I will certainly choose to start brute forcing the 8... and I'd start by trying the default postgres password as that happens to be 8 characters long.
<br>
#### Are you even encrypting booleans
SOPS allows you to superficially encrypt Boolean values. It will be encrypted, but in such a way that just looking at the encrypted string with tell you which it is.
> PRO TIP: the only difference between true and false is the suffix. If it has `==` at the end the values true, if it's just `=` its false.
Whether encrypting booleans has any actual value is up for debate, though it should be clear in documentation that this is not protecting these values from being read.
## Resolutions
I haven't looked into the SOPS codebase so wouldn't know any technical limitations preventing these suggestions however.
#### Padding
creating a minimum padding length would prevent attackers from focusing on lower character passwords and prevent booleans from being guessed as both would appear at the default padding length.
<br>
#### Encrypting type metadata along with the value.
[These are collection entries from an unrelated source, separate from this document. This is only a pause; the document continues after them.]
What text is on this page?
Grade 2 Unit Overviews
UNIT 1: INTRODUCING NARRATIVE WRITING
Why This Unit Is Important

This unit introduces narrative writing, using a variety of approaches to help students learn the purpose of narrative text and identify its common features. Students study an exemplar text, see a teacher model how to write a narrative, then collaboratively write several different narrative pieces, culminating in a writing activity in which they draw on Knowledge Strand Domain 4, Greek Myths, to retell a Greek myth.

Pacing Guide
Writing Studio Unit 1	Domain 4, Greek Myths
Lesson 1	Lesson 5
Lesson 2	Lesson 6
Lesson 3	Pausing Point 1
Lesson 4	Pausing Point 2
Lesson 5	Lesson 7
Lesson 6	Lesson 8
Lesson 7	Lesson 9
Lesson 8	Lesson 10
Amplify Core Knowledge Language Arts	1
This kinda goes against one of SOPS core strengths in leaving inert information available to help with secret management.
## SOPS Predictor program
This blog post sorta supersedes the program I wrote on this issue a little while back
https://github.com/bethdevopsbunny/sops-predictor
Its a shallow example, reading any file line by line instead of marshalling and unmarshalling the data input, mainly to showcase as a proof of concept.